The Securities and Exchange Commission has once again delayed the deadline for a decision on the proposed Valkyrie Bitcoin Fund back to January 7, 2022.
“The Commission finds that it is appropriate to designate a longer period within which to issue an order approving or disapproving the proposed rule change so that it has sufficient time to consider the proposed rule change and the issues raised in the comment letters that have been submitted,”
SEC Statement on Valkyrie Spot Bitcoin Fund
This is not the first time the Valkyrie Bitcoin Fund has faced a delay in the SEC’s approval period, which was most recently delayed earlier in the year.
However Valkyrie did recently gain approval for its Bitcoin futures ETF—the Valkyrie Bitcoin Strategy ETF—after the ProShares and VanEck futures ETFs first gained approval with the SEC.
What is different about the The Valkyrie Bitcoin Fund though is that this is a Bitcoin spot ETF, meaning approval by the regulator is way more difficult, with a different set of regulatory requirements causing additional challenges to the proposal.
The main reason is that for futures ETFs, the SEC operates on a “negative consent” model, which means a company’s futures ETF gains approval if the SEC doesn’t object to the product during the necessary time period.
However, Spot ETF’s, like the Valkyrie Bitcoin Fund, require affirmative approval from the SEC, in other words, the regulator has to actively agree that the fund can operate.
What is the Valkyrie Bitcoin Fund?
The Valkyrie Bitcoin Fund is the company’s Bitcoin spot ETF, meaning the fund gives customers shares backed by the underlying asset—in this case, Bitcoin.
That is fundamentally different from futures ETFs like the Valkyrie Bitcoin Strategy ETF, which gives customers shares tied to a bundle of contracts to buy Bitcoin in the future.

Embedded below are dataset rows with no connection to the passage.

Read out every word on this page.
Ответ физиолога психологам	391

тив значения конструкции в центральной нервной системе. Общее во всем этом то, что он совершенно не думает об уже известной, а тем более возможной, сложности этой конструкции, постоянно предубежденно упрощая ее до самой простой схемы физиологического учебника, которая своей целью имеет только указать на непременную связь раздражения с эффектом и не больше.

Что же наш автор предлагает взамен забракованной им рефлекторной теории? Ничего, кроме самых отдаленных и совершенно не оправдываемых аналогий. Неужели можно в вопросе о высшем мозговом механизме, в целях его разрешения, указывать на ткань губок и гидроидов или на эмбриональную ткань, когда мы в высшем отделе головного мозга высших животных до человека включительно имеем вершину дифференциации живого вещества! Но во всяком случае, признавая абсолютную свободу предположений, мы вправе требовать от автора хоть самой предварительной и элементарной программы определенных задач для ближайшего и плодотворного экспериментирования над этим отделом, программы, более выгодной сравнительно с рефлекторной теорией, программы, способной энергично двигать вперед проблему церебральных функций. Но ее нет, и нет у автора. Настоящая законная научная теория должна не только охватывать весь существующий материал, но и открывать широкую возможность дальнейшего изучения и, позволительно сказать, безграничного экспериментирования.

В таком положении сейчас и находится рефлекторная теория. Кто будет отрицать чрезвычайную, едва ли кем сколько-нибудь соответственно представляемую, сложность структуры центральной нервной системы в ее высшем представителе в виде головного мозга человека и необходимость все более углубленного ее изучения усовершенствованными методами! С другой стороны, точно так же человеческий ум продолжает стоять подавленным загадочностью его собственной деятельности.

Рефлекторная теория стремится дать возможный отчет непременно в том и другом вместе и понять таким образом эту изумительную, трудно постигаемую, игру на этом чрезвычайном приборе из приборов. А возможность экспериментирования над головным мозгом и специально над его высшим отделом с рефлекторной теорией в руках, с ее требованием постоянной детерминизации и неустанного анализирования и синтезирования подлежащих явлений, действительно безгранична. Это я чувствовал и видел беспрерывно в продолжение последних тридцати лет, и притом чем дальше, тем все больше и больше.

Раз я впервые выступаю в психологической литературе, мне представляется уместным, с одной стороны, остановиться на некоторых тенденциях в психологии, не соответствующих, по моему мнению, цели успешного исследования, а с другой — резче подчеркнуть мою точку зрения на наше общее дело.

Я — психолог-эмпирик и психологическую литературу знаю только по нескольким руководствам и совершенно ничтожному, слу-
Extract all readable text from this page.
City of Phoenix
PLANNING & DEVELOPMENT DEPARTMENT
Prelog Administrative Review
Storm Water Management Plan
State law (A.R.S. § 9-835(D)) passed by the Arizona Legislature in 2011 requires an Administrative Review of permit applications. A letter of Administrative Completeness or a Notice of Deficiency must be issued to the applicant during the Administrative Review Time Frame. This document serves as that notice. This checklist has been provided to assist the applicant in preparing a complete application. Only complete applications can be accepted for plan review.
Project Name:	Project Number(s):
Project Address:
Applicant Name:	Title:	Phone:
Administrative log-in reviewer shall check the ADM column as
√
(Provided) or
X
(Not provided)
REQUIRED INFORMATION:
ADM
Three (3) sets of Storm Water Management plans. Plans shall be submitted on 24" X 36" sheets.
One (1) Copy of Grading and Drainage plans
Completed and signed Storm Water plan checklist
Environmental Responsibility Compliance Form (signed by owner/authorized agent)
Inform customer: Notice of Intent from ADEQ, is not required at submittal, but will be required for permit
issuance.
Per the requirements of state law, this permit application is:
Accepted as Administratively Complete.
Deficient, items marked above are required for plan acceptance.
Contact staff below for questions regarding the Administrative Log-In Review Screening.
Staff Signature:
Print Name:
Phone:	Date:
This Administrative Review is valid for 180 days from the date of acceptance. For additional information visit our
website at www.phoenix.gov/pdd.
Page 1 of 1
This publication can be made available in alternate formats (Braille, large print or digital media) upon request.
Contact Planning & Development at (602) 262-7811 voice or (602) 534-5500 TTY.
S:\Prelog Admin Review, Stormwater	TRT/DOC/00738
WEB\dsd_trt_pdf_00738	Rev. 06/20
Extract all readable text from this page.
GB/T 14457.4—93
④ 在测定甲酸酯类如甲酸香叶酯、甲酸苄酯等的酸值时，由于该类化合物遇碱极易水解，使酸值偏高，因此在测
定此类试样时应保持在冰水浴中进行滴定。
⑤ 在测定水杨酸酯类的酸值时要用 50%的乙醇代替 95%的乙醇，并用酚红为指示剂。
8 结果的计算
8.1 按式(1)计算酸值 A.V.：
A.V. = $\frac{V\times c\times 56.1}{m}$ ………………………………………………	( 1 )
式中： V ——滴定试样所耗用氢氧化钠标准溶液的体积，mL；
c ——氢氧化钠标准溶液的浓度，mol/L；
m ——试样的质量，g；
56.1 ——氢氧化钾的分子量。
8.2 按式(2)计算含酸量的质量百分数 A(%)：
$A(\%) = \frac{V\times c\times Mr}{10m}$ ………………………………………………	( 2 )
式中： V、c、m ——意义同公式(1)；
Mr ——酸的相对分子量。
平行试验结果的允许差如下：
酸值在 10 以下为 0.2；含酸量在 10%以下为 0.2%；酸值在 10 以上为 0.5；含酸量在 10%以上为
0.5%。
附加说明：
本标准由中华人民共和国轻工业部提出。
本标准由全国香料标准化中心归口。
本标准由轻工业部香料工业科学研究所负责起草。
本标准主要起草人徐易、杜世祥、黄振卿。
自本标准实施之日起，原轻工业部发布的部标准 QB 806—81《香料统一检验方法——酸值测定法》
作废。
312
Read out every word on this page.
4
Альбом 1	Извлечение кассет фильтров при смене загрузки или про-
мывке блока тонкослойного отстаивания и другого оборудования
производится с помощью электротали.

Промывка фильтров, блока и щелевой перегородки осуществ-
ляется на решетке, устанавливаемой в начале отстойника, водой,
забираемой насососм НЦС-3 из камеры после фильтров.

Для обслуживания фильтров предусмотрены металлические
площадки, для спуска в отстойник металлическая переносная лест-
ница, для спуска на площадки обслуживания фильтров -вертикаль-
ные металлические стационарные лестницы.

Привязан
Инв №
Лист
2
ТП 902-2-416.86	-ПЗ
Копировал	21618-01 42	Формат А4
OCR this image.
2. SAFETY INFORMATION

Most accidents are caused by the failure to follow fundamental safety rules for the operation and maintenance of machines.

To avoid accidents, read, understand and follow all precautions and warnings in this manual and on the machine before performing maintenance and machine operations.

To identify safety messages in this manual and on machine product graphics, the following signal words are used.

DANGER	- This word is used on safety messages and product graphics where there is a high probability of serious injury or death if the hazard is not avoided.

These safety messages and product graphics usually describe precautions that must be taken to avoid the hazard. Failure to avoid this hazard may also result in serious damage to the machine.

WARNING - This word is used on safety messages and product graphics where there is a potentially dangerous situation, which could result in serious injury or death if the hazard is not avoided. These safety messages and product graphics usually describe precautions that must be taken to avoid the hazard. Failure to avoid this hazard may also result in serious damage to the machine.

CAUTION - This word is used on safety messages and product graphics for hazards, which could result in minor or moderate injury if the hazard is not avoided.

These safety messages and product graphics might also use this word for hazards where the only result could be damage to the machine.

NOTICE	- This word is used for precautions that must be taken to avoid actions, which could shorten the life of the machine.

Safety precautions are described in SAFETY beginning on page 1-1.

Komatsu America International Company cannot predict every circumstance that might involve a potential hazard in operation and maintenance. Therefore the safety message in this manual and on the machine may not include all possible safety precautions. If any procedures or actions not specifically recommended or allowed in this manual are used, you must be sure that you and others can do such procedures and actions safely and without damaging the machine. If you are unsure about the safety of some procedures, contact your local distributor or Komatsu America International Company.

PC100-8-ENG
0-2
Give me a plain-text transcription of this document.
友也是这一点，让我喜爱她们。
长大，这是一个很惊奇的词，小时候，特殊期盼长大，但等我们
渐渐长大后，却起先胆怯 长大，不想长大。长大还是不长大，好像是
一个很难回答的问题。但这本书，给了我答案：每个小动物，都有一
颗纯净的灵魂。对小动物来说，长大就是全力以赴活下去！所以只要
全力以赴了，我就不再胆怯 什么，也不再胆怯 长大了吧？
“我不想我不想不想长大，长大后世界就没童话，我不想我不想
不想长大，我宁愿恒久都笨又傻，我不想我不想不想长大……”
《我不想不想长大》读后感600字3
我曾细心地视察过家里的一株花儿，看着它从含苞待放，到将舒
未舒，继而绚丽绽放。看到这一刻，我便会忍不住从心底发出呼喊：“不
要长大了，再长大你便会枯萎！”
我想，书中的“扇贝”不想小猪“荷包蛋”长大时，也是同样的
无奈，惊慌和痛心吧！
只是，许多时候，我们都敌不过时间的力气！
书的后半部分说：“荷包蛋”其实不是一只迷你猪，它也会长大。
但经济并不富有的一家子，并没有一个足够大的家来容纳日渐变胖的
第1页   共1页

Given the difference between the two, the Valkyrie Bitcoin Fund is facing a different road to potential approval than its futures counterpart.
A note on Bitcoin ETF: the SEC is unlikely to "announce" anything.
— Jeff Roberts (@jeffjohnroberts) October 15, 2021
The way it works—in the case of futures ETFs—is a negative consent model. A company files for one and, if SEC doesn't object within 75 days, good to go.